If a picture paints a thousand words, the 56 photos this unknown Turkish photographer left behind make up a decent sized book, but it’s barely a story. It has gaping holes in it. We don’t know his name, why he travelled or what he did when he wasn’t taking photos (he wears a suit; presumably he wasn’t on holiday). We can only say that sometime in the late 1940s he went to California and fell in love with America.



Or perhaps he was already in love with it, with the idea of America anyway. Most of his snapshots are of the very stuff that identified the country in the 1940s; Hollywood, a Fourth of July parade and a baseball game, wide, palm lined suburban streets and the detached Californian bungalows. Even the wealthiest Turks would have envied these symbols of middle class America. These are photographs a man takes when he already knows what he’s going to find.



 We all do it. America is a country so familiar to foreigners that it always meets our expectations while rarely exceeding them. Barring those who don’t have access to television, cinema, books or radio, everyone knows it so intimately that the most surprising thing about America is that it turns out to be exactly how we imagine it would. Every tourist who goes there with a camera ends up taking snaps that celebrate the things they recognize. It’s impossible not to. 



About the same time the photographer arrived in the States, Vladimir Nabokov was starting work on Lolita. The second part of the book especially, when Humbert Humbert and ‘Dolly’ are moving from one cheap and gaudy motel to the next, has something in common with these photos. In both cases we get a list of symbols that identify America. Nabokov took a more sceptical and sophisticated view – his America was highways, neon lights and cars – but like the photographer he was compiling details that revealed a particular optimism about the country. Post war, victorious America was the bastion of democracy and however dubiously some Americans regarded that idea, outsiders from states that couldn’t live up to those claims weren’t going to quibble. Forget McCarthy and segregation, America was the land of Betty Grable, Joe DiMaggio, Walt Disney, hot dogs at the baseball game, Cadillacs in the garage and tennis on Saturday afternoons.  

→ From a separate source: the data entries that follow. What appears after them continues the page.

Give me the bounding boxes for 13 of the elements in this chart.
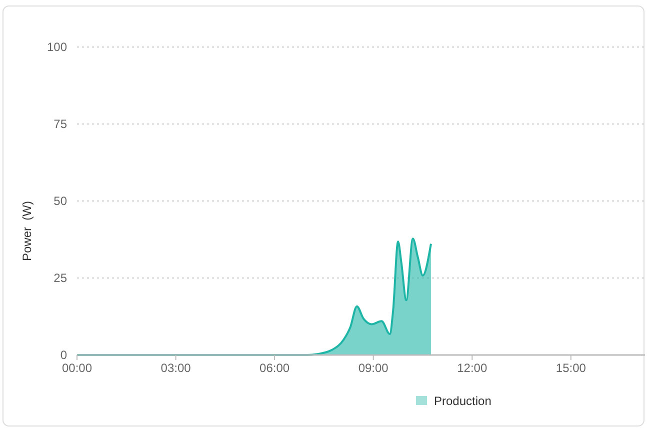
y-tick-label: 75 <box>54 117 68 131</box>
x-tick-label: 12:00 <box>457 361 488 375</box>
y-tick-label: 25 <box>54 271 68 285</box>
x-tick-label: 06:00 <box>260 361 290 375</box>
y-tick-label: 50 <box>54 194 68 208</box>
x-tick-label: 09:00 <box>358 361 389 375</box>
y-axis-title: Power (W) <box>20 200 34 261</box>
y-tick-label: 100 <box>46 40 68 54</box>
legend-label: Production <box>434 394 492 408</box>
x-tick-label: 03:00 <box>160 361 192 375</box>
x-tick-label: 00:00 <box>62 361 92 375</box>
y-tick-label: 0 <box>60 348 68 362</box>
x-tick-label: 15:00 <box>556 361 586 375</box>
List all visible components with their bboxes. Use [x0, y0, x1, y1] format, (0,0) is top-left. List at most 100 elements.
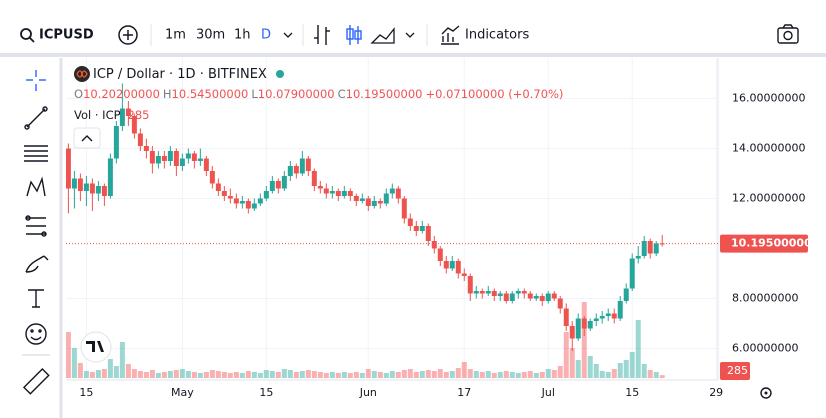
candle-body	[317, 186, 323, 189]
candle-body	[95, 186, 101, 194]
volume-tag-label: 285	[727, 364, 748, 377]
area-style[interactable]	[370, 27, 395, 44]
candle-body	[353, 196, 359, 201]
volume-bar	[647, 370, 653, 378]
trend-line-tool[interactable]	[24, 106, 48, 130]
candle-body	[155, 156, 161, 164]
volume-bar	[653, 372, 659, 378]
volume-bar	[623, 360, 629, 378]
volume-bar	[281, 369, 287, 378]
candle-body	[149, 151, 155, 164]
screenshot-button[interactable]	[777, 24, 799, 44]
candle-body	[413, 226, 419, 231]
volume-bar	[431, 371, 437, 378]
candle-body	[407, 218, 413, 226]
candle-body	[545, 293, 551, 301]
x-tick-label: May	[171, 386, 194, 399]
volume-bar	[503, 371, 509, 378]
candle-body	[623, 288, 629, 301]
candle-body	[467, 276, 473, 294]
brush-tool[interactable]	[25, 255, 49, 273]
candle-body	[599, 316, 605, 319]
volume-bar	[125, 364, 131, 378]
emoji-tool[interactable]	[25, 323, 47, 345]
volume-bar	[419, 371, 425, 378]
x-tick-label: 15	[79, 386, 93, 399]
ohlc-key: O	[74, 87, 84, 101]
volume-bar	[395, 372, 401, 378]
candle-body	[569, 326, 575, 339]
indicators-button[interactable]: Indicators	[465, 28, 529, 43]
fib-tool[interactable]	[24, 145, 48, 162]
volume-bar	[557, 366, 563, 378]
style-menu[interactable]	[405, 32, 415, 38]
interval[interactable]: 1h	[234, 28, 251, 43]
volume-bar	[545, 369, 551, 378]
volume-bar	[515, 373, 521, 378]
volume-bar	[143, 372, 149, 378]
volume-bar	[533, 373, 539, 378]
volume-bar	[569, 348, 575, 378]
volume-bar	[167, 371, 173, 378]
volume-bar	[599, 371, 605, 378]
last-price-tag	[720, 234, 808, 253]
candle-body	[605, 313, 611, 316]
ohlc-key: C	[337, 87, 346, 101]
interval[interactable]: 1m	[165, 28, 186, 43]
candle-body	[515, 291, 521, 294]
indicators-icon[interactable]	[441, 25, 460, 45]
volume-bar	[587, 356, 593, 378]
symbol[interactable]: ICPUSD	[39, 28, 94, 43]
volume-value: 285	[127, 108, 150, 122]
volume-bar	[425, 370, 431, 378]
pattern-tool[interactable]	[26, 176, 46, 197]
candle-body	[227, 196, 233, 199]
volume-bar	[287, 370, 293, 378]
search-icon[interactable]	[20, 28, 35, 43]
y-tick-label: 6.00000000	[732, 342, 798, 355]
candle-body	[341, 191, 347, 196]
ohlc-value: 10.20200000	[83, 87, 160, 101]
candle-body	[611, 313, 617, 319]
bars-style[interactable]	[314, 25, 330, 45]
candle-body	[263, 191, 269, 199]
volume-bar	[263, 370, 269, 378]
market-status	[275, 70, 284, 78]
volume-bar	[413, 372, 419, 378]
candle-body	[119, 108, 125, 126]
candle-body	[617, 301, 623, 319]
candle-body	[113, 126, 119, 159]
projection-tool[interactable]	[25, 215, 47, 237]
volume-bar	[221, 372, 227, 378]
candle-body	[431, 241, 437, 249]
candle-body	[251, 203, 257, 209]
candle-body	[197, 158, 203, 161]
candle-body	[359, 198, 365, 201]
interval-menu[interactable]	[283, 32, 293, 38]
volume-bar	[161, 372, 167, 378]
candle-body	[305, 158, 311, 171]
volume-bar	[527, 371, 533, 378]
volume-bar	[353, 372, 359, 378]
volume-bar	[509, 372, 515, 378]
volume-bar	[311, 371, 317, 378]
ohlc-key: H	[162, 87, 172, 101]
candle-body	[66, 148, 71, 189]
crosshair-tool[interactable]	[26, 70, 46, 91]
collapse-legend[interactable]	[73, 127, 101, 149]
text-tool[interactable]	[28, 289, 44, 308]
add-symbol[interactable]	[118, 25, 138, 45]
candle-body	[101, 186, 107, 196]
x-tick-label: 15	[259, 386, 273, 399]
candle-body	[533, 296, 539, 299]
volume-bar	[479, 372, 485, 378]
volume-bar	[89, 372, 95, 378]
interval-active[interactable]: D	[261, 28, 271, 43]
measure-tool[interactable]	[22, 367, 50, 395]
volume-bar	[179, 369, 185, 378]
interval[interactable]: 30m	[196, 28, 225, 43]
candle-style[interactable]	[346, 25, 362, 45]
volume-bar	[341, 372, 347, 378]
settings-icon[interactable]	[760, 387, 772, 399]
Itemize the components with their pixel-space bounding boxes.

Neither Nabokov nor the photographer went to America intent on being social critics and needless to say, anything the photographer witnessed that contradicted his idea of the country wasn’t going to be put in front of the camera. What he brought back was evidence of an idyllic society where leisure was the highest ambition and easy to obtain at that. But, being fragments of a story, these photographs don’t tell us what we really want to know, which is what happened when the photographer returned home. If he went with preconceived ideas that were quickly matched, did he learn anything? Do we when we go there? It’s hard to say. The country has always laid itself bare to the rest of the world. It has no secrets beneath the thin crust of its surface. We’re always lured into seeing the things we already know we will discover.







 

2 comments:

  1. These are wonderful. I especially love the parade shots. Reminds me of ones I have from my childhood that were taken in a town called Chula Vista, south of San Diego. Wonderful post.

    And once upon a time we were the country you describe. Somewhere along the line we "grew up" and the sheen was gone, sorry to say.